From the 1920s through the 1950s, Jewish applicants with straight As vexed elite-college admissions officers who wanted to maintain a strong WASP tone on their campuses. The result was quotas.

Golden basically concludes that some Asian-American students who would be admitted if they were of any other ethnicity are rejected– often for reasons based on stereotype– to make room for "more desirable" students. But he can't make an airtight case. The question now is: Will the Office of Civil Rights, with its investigative powers, prove Li and Golden right?

In the late 1980s, in response to complaints, the Office of Civil Rights investigated whether Harvard had been discriminating against Asian-Americans. It found that while Asian-Americans faced longer odds than whites at admissions time (a 13.2 percent acceptance rate, compared with 17.4 percent for white students, from 1979 to 1988), the difference could largely be explained by the fact that few were legacy kids or recruited cornerbacks. The investigation did, however, turn up some embarrassingly stereotypical descriptions of rejected Asian students in Harvard records ("He's quiet and, of course, wants to be a doctor").

To bolster his case, Li has cited work by two Princeton researchers, Thomas Espenshade and Chang Chung, that was originally framed as strengthening the case for affirmative action. In articles published in 2004 and 2005 in Social Science Quarterly, the two authors analyzed the admissions fates and qualifications of 45,500 students who applied to three very elite, unnamed universities in 1997.

The chief finding, according to the writers, was that ending all admissions preferences– for athletes, legacy kids, and minorities– would cut the number of black students at elite colleges by two-thirds, and Hispanic enrollment by one-half. Ending just legacy and athletic preferences, meanwhile– something often proposed by egalitarians– would, on its own, not help black and Hispanic students much.

But Li's complaint draws attention to other aspects of the study: Asian-American students faced by far the lowest admissions rates of any ethnic group (17.6 percent, compared with 23.8 percent for whites, 33.7 percent for blacks, and 26.8 percent for Hispanics). What's more, contrary to the Office of Civil Rights report from 1990, legacy and athletic preferences trimmed Asian-American enrollment by only a few percentage points.

But if preferences based on race, legacy status, and athletic talent were all done away with, Asian-American enrollment would jump 40 percent (while white enrollment would drop by 1 percent). To Li, it seems Asian-Americans alone bear the burden of affirmative action.
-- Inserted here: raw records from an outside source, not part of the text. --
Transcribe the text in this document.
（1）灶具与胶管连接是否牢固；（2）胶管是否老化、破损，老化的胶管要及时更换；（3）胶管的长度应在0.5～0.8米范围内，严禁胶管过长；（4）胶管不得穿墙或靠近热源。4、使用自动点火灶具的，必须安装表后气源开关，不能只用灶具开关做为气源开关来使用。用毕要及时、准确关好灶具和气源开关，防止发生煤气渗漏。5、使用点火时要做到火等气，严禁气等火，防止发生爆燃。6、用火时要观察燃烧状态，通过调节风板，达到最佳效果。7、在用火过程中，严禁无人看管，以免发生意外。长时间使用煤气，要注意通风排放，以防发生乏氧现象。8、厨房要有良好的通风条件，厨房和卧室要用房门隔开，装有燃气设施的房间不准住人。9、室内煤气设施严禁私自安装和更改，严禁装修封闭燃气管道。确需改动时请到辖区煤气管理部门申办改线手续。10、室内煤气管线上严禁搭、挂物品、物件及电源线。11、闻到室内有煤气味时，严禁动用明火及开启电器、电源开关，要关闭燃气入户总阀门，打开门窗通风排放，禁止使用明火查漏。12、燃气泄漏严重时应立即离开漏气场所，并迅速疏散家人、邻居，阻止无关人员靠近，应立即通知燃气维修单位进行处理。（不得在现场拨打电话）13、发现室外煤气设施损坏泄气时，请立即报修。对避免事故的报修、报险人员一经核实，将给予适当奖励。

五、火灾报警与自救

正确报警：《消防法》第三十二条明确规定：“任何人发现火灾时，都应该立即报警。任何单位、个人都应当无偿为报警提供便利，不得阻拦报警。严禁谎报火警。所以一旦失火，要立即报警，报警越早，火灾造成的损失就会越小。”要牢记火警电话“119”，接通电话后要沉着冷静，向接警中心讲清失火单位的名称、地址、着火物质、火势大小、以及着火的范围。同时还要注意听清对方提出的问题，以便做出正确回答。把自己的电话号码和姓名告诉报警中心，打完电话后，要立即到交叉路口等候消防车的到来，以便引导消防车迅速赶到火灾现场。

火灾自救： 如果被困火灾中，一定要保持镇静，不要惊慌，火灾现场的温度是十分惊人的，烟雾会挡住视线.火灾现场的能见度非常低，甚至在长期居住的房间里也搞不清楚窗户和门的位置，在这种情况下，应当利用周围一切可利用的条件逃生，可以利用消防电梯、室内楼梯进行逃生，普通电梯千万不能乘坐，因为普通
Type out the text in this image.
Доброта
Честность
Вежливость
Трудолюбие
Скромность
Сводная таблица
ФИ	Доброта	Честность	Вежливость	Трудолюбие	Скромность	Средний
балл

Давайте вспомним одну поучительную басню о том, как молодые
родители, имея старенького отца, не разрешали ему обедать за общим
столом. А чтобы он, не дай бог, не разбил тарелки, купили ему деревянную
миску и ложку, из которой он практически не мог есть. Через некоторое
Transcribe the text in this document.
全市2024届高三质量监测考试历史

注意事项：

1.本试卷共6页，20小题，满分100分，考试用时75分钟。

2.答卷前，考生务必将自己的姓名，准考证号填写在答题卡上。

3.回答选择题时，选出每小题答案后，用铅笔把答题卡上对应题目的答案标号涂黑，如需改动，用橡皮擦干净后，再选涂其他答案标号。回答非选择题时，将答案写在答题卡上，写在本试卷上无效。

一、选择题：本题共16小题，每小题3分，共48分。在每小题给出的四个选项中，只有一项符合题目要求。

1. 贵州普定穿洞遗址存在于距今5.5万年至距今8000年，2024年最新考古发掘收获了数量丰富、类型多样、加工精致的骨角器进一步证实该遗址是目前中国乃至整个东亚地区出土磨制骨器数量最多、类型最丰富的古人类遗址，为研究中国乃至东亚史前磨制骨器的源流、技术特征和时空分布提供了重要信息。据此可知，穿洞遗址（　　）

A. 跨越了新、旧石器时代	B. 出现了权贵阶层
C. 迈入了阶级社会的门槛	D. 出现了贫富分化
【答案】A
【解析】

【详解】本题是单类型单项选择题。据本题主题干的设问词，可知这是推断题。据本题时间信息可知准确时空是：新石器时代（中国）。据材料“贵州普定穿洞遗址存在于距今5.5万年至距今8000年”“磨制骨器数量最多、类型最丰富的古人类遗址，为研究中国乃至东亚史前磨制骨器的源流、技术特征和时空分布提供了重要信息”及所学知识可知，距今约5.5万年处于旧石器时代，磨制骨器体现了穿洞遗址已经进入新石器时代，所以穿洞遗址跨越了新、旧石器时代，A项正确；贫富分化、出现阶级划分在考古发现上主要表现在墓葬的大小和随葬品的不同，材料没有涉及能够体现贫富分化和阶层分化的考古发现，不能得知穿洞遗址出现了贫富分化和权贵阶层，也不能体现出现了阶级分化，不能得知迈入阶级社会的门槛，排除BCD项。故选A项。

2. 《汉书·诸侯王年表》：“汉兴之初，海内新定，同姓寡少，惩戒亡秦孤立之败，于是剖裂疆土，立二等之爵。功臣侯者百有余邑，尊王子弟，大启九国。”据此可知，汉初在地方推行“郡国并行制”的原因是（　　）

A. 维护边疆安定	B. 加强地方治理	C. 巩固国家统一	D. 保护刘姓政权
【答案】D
Espenshade declined to answer questions about the study, saying via e-mail that he only wished to state "the obvious: academic merit is not the only kind of merit that elite college admission officers consider in making admission decisions."

Li no doubt faces a difficult road in proving discrimination, given that elite colleges turn down many stellar applicants, but his complaint has touched a nerve.

"[T]here can be good reasons for the disproportionately low acceptance rates for many Asians," one self-identified Yale student wrote on the online news site Inside Higher Ed, discussing Li's case. "Top-tier schools...look not only for good grades but for an interesting student who will bring something of value to the community."

That sounds a lot like what admissions officers say, but there's a whiff of something else, too. The less-pleasant subtext is what Li's complaint is all about.